Like the Buddhist perspective, physicists state that reality is a mental construction, an idealization, which we have taken to be true. So taking the step from that idea of projected realities to ideas of projected images in space (using video) was a natural one.
According to Buddhist theory, reality is “virtual” in nature. What appears to be a “real” object initially, like trees and people, actually are transient illusions that result from a limited mode of awareness. So for example, I wanted to play with this idea of the “virtual” versus “real” and while thinking about it I had this idea of using the video image projected onto the performer in a way that plays with questions of what is real and what is virtual. The virtual layer of the video image makes the performer look more hyper real and dream-like simultaneously. And sometimes one cannot tell which is the live performer versus the virtual one. I also played with the idea that emptiness doesn’t mean nothingness. I had this idea of things existing in space even though we don’t see them until there is an event in which they are revealed. This led to this whole other section of the dance.

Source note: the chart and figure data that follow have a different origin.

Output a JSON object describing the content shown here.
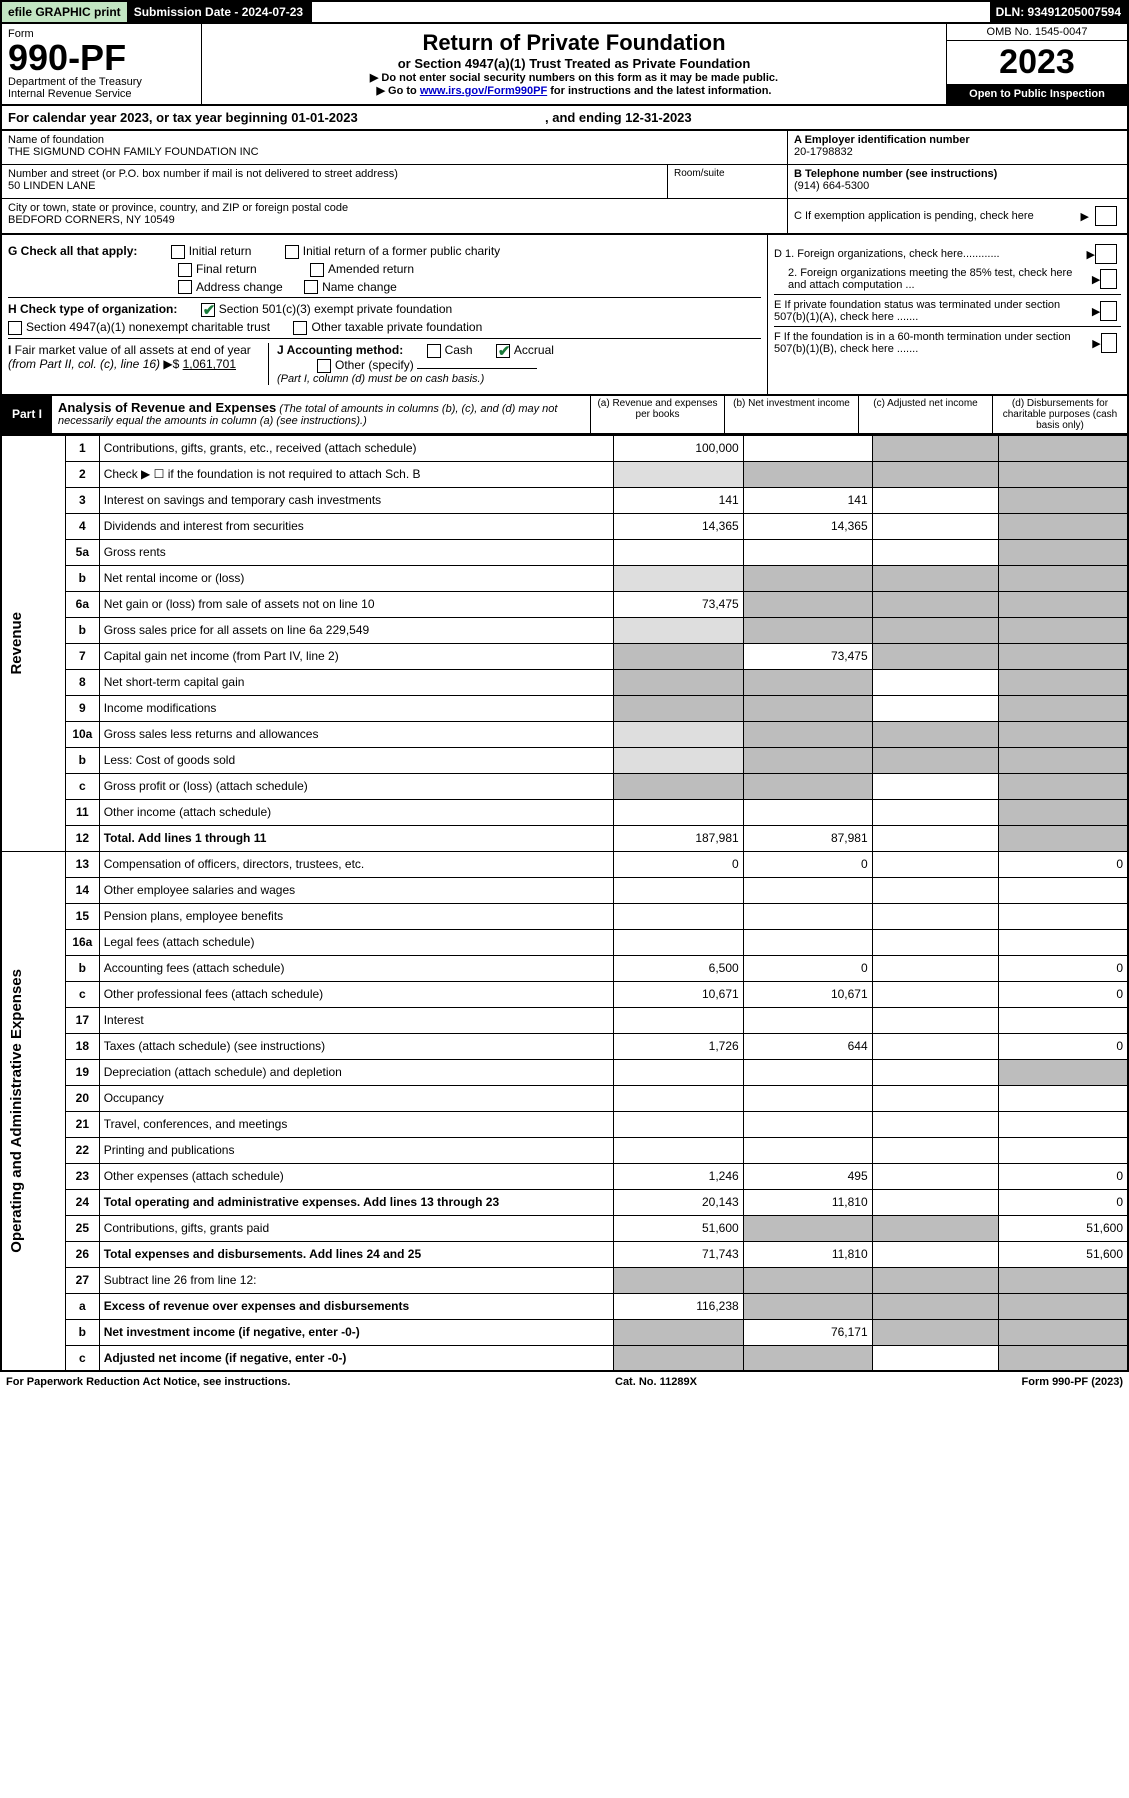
{
  "topbar": {
    "efile": "efile GRAPHIC print",
    "sub_label": "Submission Date - 2024-07-23",
    "dln": "DLN: 93491205007594"
  },
  "header": {
    "form_word": "Form",
    "form_no": "990-PF",
    "dept": "Department of the Treasury",
    "irs": "Internal Revenue Service",
    "title": "Return of Private Foundation",
    "subtitle": "or Section 4947(a)(1) Trust Treated as Private Foundation",
    "note1": "▶ Do not enter social security numbers on this form as it may be made public.",
    "note2": "▶ Go to www.irs.gov/Form990PF for instructions and the latest information.",
    "omb": "OMB No. 1545-0047",
    "year": "2023",
    "open": "Open to Public Inspection"
  },
  "calendar": {
    "line": "For calendar year 2023, or tax year beginning 01-01-2023",
    "ending_gap": ", and ending 12-31-2023"
  },
  "foundation": {
    "name_label": "Name of foundation",
    "name": "THE SIGMUND COHN FAMILY FOUNDATION INC",
    "street_label": "Number and street (or P.O. box number if mail is not delivered to street address)",
    "street": "50 LINDEN LANE",
    "room_label": "Room/suite",
    "city_label": "City or town, state or province, country, and ZIP or foreign postal code",
    "city": "BEDFORD CORNERS, NY  10549",
    "ein_label": "A Employer identification number",
    "ein": "20-1798832",
    "phone_label": "B Telephone number (see instructions)",
    "phone": "(914) 664-5300",
    "c_label": "C If exemption application is pending, check here",
    "d1": "D 1. Foreign organizations, check here............",
    "d2": "2. Foreign organizations meeting the 85% test, check here and attach computation ...",
    "e": "E  If private foundation status was terminated under section 507(b)(1)(A), check here .......",
    "f": "F  If the foundation is in a 60-month termination under section 507(b)(1)(B), check here ......."
  },
  "checks": {
    "g_label": "G Check all that apply:",
    "initial": "Initial return",
    "final": "Final return",
    "address": "Address change",
    "initial_former": "Initial return of a former public charity",
    "amended": "Amended return",
    "name_change": "Name change",
    "h_label": "H Check type of organization:",
    "sec501": "Section 501(c)(3) exempt private foundation",
    "sec4947": "Section 4947(a)(1) nonexempt charitable trust",
    "other_tax": "Other taxable private foundation",
    "i_label": "I Fair market value of all assets at end of year (from Part II, col. (c), line 16) ▶$",
    "i_value": "1,061,701",
    "j_label": "J Accounting method:",
    "cash": "Cash",
    "accrual": "Accrual",
    "other_spec": "Other (specify)",
    "j_note": "(Part I, column (d) must be on cash basis.)"
  },
  "part1": {
    "label": "Part I",
    "title": "Analysis of Revenue and Expenses",
    "note": "(The total of amounts in columns (b), (c), and (d) may not necessarily equal the amounts in column (a) (see instructions).)",
    "col_a": "(a)  Revenue and expenses per books",
    "col_b": "(b)  Net investment income",
    "col_c": "(c)  Adjusted net income",
    "col_d": "(d)  Disbursements for charitable purposes (cash basis only)"
  },
  "side_labels": {
    "revenue": "Revenue",
    "expenses": "Operating and Administrative Expenses"
  },
  "rows": [
    {
      "n": "1",
      "desc": "Contributions, gifts, grants, etc., received (attach schedule)",
      "a": "100,000",
      "b": "",
      "c": "shaded",
      "d": "shaded"
    },
    {
      "n": "2",
      "desc": "Check ▶ ☐ if the foundation is not required to attach Sch. B",
      "a": "shaded-lt",
      "b": "shaded",
      "c": "shaded",
      "d": "shaded"
    },
    {
      "n": "3",
      "desc": "Interest on savings and temporary cash investments",
      "a": "141",
      "b": "141",
      "c": "",
      "d": "shaded"
    },
    {
      "n": "4",
      "desc": "Dividends and interest from securities",
      "a": "14,365",
      "b": "14,365",
      "c": "",
      "d": "shaded"
    },
    {
      "n": "5a",
      "desc": "Gross rents",
      "a": "",
      "b": "",
      "c": "",
      "d": "shaded"
    },
    {
      "n": "b",
      "desc": "Net rental income or (loss)",
      "a": "shaded-lt",
      "b": "shaded",
      "c": "shaded",
      "d": "shaded"
    },
    {
      "n": "6a",
      "desc": "Net gain or (loss) from sale of assets not on line 10",
      "a": "73,475",
      "b": "shaded",
      "c": "shaded",
      "d": "shaded"
    },
    {
      "n": "b",
      "desc": "Gross sales price for all assets on line 6a           229,549",
      "a": "shaded-lt",
      "b": "shaded",
      "c": "shaded",
      "d": "shaded"
    },
    {
      "n": "7",
      "desc": "Capital gain net income (from Part IV, line 2)",
      "a": "shaded",
      "b": "73,475",
      "c": "shaded",
      "d": "shaded"
    },
    {
      "n": "8",
      "desc": "Net short-term capital gain",
      "a": "shaded",
      "b": "shaded",
      "c": "",
      "d": "shaded"
    },
    {
      "n": "9",
      "desc": "Income modifications",
      "a": "shaded",
      "b": "shaded",
      "c": "",
      "d": "shaded"
    },
    {
      "n": "10a",
      "desc": "Gross sales less returns and allowances",
      "a": "shaded-lt",
      "b": "shaded",
      "c": "shaded",
      "d": "shaded"
    },
    {
      "n": "b",
      "desc": "Less: Cost of goods sold",
      "a": "shaded-lt",
      "b": "shaded",
      "c": "shaded",
      "d": "shaded"
    },
    {
      "n": "c",
      "desc": "Gross profit or (loss) (attach schedule)",
      "a": "shaded",
      "b": "shaded",
      "c": "",
      "d": "shaded"
    },
    {
      "n": "11",
      "desc": "Other income (attach schedule)",
      "a": "",
      "b": "",
      "c": "",
      "d": "shaded"
    },
    {
      "n": "12",
      "desc": "Total. Add lines 1 through 11",
      "bold": true,
      "a": "187,981",
      "b": "87,981",
      "c": "",
      "d": "shaded"
    },
    {
      "n": "13",
      "desc": "Compensation of officers, directors, trustees, etc.",
      "a": "0",
      "b": "0",
      "c": "",
      "d": "0"
    },
    {
      "n": "14",
      "desc": "Other employee salaries and wages",
      "a": "",
      "b": "",
      "c": "",
      "d": ""
    },
    {
      "n": "15",
      "desc": "Pension plans, employee benefits",
      "a": "",
      "b": "",
      "c": "",
      "d": ""
    },
    {
      "n": "16a",
      "desc": "Legal fees (attach schedule)",
      "a": "",
      "b": "",
      "c": "",
      "d": ""
    },
    {
      "n": "b",
      "desc": "Accounting fees (attach schedule)",
      "a": "6,500",
      "b": "0",
      "c": "",
      "d": "0"
    },
    {
      "n": "c",
      "desc": "Other professional fees (attach schedule)",
      "a": "10,671",
      "b": "10,671",
      "c": "",
      "d": "0"
    },
    {
      "n": "17",
      "desc": "Interest",
      "a": "",
      "b": "",
      "c": "",
      "d": ""
    },
    {
      "n": "18",
      "desc": "Taxes (attach schedule) (see instructions)",
      "a": "1,726",
      "b": "644",
      "c": "",
      "d": "0"
    },
    {
      "n": "19",
      "desc": "Depreciation (attach schedule) and depletion",
      "a": "",
      "b": "",
      "c": "",
      "d": "shaded"
    },
    {
      "n": "20",
      "desc": "Occupancy",
      "a": "",
      "b": "",
      "c": "",
      "d": ""
    },
    {
      "n": "21",
      "desc": "Travel, conferences, and meetings",
      "a": "",
      "b": "",
      "c": "",
      "d": ""
    },
    {
      "n": "22",
      "desc": "Printing and publications",
      "a": "",
      "b": "",
      "c": "",
      "d": ""
    },
    {
      "n": "23",
      "desc": "Other expenses (attach schedule)",
      "a": "1,246",
      "b": "495",
      "c": "",
      "d": "0"
    },
    {
      "n": "24",
      "desc": "Total operating and administrative expenses. Add lines 13 through 23",
      "bold": true,
      "a": "20,143",
      "b": "11,810",
      "c": "",
      "d": "0"
    },
    {
      "n": "25",
      "desc": "Contributions, gifts, grants paid",
      "a": "51,600",
      "b": "shaded",
      "c": "shaded",
      "d": "51,600"
    },
    {
      "n": "26",
      "desc": "Total expenses and disbursements. Add lines 24 and 25",
      "bold": true,
      "a": "71,743",
      "b": "11,810",
      "c": "",
      "d": "51,600"
    },
    {
      "n": "27",
      "desc": "Subtract line 26 from line 12:",
      "a": "shaded",
      "b": "shaded",
      "c": "shaded",
      "d": "shaded"
    },
    {
      "n": "a",
      "desc": "Excess of revenue over expenses and disbursements",
      "bold": true,
      "a": "116,238",
      "b": "shaded",
      "c": "shaded",
      "d": "shaded"
    },
    {
      "n": "b",
      "desc": "Net investment income (if negative, enter -0-)",
      "bold": true,
      "a": "shaded",
      "b": "76,171",
      "c": "shaded",
      "d": "shaded"
    },
    {
      "n": "c",
      "desc": "Adjusted net income (if negative, enter -0-)",
      "bold": true,
      "a": "shaded",
      "b": "shaded",
      "c": "",
      "d": "shaded"
    }
  ],
  "footer": {
    "left": "For Paperwork Reduction Act Notice, see instructions.",
    "center": "Cat. No. 11289X",
    "right": "Form 990-PF (2023)"
  },
  "colors": {
    "green_bg": "#c2e5c2",
    "shaded": "#bdbdbd",
    "shaded_lt": "#dedede",
    "check_green": "#1a7a3a",
    "link": "#0000cc"
  }
}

I think it’s important to clarify that I use concepts that I am interested in as a springboard, a point of departure from which to explore. So the piece is not “about” emptiness, but is inspired by the contemplation of that. I feel that one brain does not–or I guess I should say, that I do not–have the answers to anything, I don’t think anyone is that smart, so in the rehearsal process you connect to something that is larger than just you or the dancers or the collaborators. You listen to the process and that listening guides you into something that is bigger than you. And the audience comes in and enlarges the process and the sharing and dialogue continues into another experience.
Performances of Thin Air are at 8:00 pm, Thursday – Saturday, April 2-4.